Que bendición enfrentarte como crítico a una artista así, donde la discusión sea lo deliberado y natural, o no, que resulta un gesto escénico.
Que bendición, luego, para quienes asistimos el martes siguiente a la masterclass que brindó en la Universidad Panamericana: una sesión de aquellas reveladoras donde las explicaciones sobre la corporalidad desde la que nace el sonido y el concepto del sonido mismo pueden aplicarse a cualquier tesitura o instrumento.
La Ópera de Bellas Artes continuó su temporada el domingo 12 con el estreno de una nueva producción de Orfeo y Eurídice de Gluck, con escena a cargo de Antonio Castro y dirección musical de Iván López Reynoso, en uno de esos momentos que, no por esperados, dejan de ser satisfactorios. El mayor acierto de la corrida es la música: López Reynoso ofrece una lectura no espectacular, pero que agrada por su limpieza y naturalidad. Tuvo en Leandro Marziotte, su protagonista, a su principal aliado y acertada fue también la presencia de Anabel de la Mora como Eurídice.
Las dudas comienzan a surgir en la escena. Poéticamente iluminada por Víctor Zapatero, enmarcada por la escenografía de Adrián Martínez Frausto, promete en los primeros minutos la misma limpieza de lo que se escucha, pero apenas han pasado dos escenas y la limpieza se convierte en monotonía, que termina siendo un letargo de movimiento y falta de imaginación que cansa.

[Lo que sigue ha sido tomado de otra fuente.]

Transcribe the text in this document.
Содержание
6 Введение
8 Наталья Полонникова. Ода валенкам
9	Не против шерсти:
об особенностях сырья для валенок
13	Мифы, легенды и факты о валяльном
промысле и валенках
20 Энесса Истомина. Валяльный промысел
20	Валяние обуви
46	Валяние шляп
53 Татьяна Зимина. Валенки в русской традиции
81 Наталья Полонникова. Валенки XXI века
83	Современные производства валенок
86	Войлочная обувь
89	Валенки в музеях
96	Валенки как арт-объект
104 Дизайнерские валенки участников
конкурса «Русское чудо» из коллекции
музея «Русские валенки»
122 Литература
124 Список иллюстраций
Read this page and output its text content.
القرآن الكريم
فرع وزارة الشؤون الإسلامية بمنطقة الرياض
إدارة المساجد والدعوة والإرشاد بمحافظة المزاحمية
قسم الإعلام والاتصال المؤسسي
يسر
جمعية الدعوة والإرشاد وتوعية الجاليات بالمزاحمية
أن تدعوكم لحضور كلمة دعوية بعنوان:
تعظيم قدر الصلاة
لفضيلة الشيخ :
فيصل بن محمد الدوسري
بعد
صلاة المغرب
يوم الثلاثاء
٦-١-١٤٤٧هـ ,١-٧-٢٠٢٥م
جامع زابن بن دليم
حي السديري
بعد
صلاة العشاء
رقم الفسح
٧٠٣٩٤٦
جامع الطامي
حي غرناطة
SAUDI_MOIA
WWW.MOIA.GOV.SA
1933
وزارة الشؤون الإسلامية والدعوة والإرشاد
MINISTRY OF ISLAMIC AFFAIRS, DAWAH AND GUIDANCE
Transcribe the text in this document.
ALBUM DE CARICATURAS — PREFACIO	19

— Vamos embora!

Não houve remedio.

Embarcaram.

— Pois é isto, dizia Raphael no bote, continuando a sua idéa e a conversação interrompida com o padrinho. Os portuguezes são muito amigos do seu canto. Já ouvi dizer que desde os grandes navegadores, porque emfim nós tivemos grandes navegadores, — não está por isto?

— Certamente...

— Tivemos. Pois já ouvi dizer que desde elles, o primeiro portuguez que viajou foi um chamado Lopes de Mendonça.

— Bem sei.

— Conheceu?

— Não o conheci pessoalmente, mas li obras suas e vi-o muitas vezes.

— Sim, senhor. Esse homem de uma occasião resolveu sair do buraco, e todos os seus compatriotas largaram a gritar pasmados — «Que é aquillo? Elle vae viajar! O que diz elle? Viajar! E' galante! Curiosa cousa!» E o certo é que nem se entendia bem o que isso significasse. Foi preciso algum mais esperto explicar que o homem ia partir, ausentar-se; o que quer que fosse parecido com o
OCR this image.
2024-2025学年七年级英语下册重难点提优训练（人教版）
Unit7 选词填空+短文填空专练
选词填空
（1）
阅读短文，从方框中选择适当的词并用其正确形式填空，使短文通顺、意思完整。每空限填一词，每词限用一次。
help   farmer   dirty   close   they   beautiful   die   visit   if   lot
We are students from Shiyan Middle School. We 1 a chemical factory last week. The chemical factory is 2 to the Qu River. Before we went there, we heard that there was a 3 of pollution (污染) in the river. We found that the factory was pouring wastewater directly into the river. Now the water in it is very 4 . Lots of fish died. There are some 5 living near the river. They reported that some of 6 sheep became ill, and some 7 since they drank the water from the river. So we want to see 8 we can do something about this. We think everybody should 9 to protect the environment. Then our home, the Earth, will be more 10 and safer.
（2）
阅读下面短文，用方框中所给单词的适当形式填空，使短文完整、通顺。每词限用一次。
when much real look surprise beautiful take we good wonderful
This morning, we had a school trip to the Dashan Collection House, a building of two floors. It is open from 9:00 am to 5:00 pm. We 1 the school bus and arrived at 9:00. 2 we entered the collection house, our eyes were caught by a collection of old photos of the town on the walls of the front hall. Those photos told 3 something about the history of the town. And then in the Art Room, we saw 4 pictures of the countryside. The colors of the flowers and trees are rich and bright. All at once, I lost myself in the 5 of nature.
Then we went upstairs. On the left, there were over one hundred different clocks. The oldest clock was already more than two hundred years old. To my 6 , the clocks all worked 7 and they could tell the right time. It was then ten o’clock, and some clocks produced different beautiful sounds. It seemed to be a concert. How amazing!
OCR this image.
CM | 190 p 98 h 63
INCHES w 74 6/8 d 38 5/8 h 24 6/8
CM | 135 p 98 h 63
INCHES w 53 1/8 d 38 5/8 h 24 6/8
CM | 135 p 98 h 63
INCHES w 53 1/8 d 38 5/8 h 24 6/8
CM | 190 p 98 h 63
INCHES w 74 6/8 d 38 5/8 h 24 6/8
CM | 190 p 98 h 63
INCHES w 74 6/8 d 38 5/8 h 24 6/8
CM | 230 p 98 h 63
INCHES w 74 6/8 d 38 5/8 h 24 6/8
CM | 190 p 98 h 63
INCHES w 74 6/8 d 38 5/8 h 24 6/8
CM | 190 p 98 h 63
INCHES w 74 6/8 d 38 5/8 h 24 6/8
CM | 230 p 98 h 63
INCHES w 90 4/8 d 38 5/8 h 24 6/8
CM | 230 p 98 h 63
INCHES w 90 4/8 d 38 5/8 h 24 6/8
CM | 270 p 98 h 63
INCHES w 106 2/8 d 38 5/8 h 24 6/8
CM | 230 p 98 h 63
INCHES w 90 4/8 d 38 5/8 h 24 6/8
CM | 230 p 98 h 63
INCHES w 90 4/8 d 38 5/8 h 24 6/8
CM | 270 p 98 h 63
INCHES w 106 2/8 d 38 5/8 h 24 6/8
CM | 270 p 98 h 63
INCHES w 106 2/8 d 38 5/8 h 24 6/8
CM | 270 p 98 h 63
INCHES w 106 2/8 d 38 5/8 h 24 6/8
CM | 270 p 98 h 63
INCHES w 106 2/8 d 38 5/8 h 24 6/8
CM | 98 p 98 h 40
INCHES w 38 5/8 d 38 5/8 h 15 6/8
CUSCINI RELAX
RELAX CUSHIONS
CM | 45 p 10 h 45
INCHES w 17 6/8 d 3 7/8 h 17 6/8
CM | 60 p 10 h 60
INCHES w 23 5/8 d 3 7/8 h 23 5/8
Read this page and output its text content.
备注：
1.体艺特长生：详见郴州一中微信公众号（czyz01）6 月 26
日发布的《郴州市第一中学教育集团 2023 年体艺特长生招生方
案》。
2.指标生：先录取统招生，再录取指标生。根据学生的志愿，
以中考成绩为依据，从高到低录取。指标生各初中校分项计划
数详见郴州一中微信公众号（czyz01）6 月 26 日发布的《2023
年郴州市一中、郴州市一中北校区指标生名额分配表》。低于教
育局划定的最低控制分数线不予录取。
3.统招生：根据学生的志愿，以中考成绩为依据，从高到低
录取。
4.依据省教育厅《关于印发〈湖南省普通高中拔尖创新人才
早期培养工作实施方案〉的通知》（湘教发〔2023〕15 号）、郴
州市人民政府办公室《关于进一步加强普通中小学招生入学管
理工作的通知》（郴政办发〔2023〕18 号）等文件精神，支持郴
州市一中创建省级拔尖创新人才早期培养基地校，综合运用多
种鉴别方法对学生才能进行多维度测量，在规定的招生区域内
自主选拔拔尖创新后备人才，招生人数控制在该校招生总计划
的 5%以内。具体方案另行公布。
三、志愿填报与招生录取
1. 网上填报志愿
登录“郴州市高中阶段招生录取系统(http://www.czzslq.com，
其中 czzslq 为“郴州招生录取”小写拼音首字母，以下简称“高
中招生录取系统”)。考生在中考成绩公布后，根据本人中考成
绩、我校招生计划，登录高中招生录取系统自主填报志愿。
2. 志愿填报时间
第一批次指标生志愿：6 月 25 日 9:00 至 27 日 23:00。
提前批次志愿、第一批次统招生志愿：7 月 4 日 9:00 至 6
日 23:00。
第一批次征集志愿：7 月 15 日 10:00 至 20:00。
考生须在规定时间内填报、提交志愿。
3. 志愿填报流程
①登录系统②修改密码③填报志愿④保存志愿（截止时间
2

Todo es duda al final, cuando la pertinencia aparece en la discusión. Pregunté en este espacio hace unas semanas qué nos decían las programaciones de las orquestas. Nos lo cuestionamos al elegir las obra de teatro que vemos y continuamente en los discursos del cine actual. Lo deberíamos hacer con la ópera. Y no creo que este Orfeo nos diga algo en 2023.
¿Debe haber razones extramusicales, incluso sin argumentar si las musicales son o no suficientes, para justificar presenciarlo? ¿Queremos discutirlo? Quien diseñó y decidió esta puesta… ¿lo dialogó consigo mismo? ¿Y con Gluck?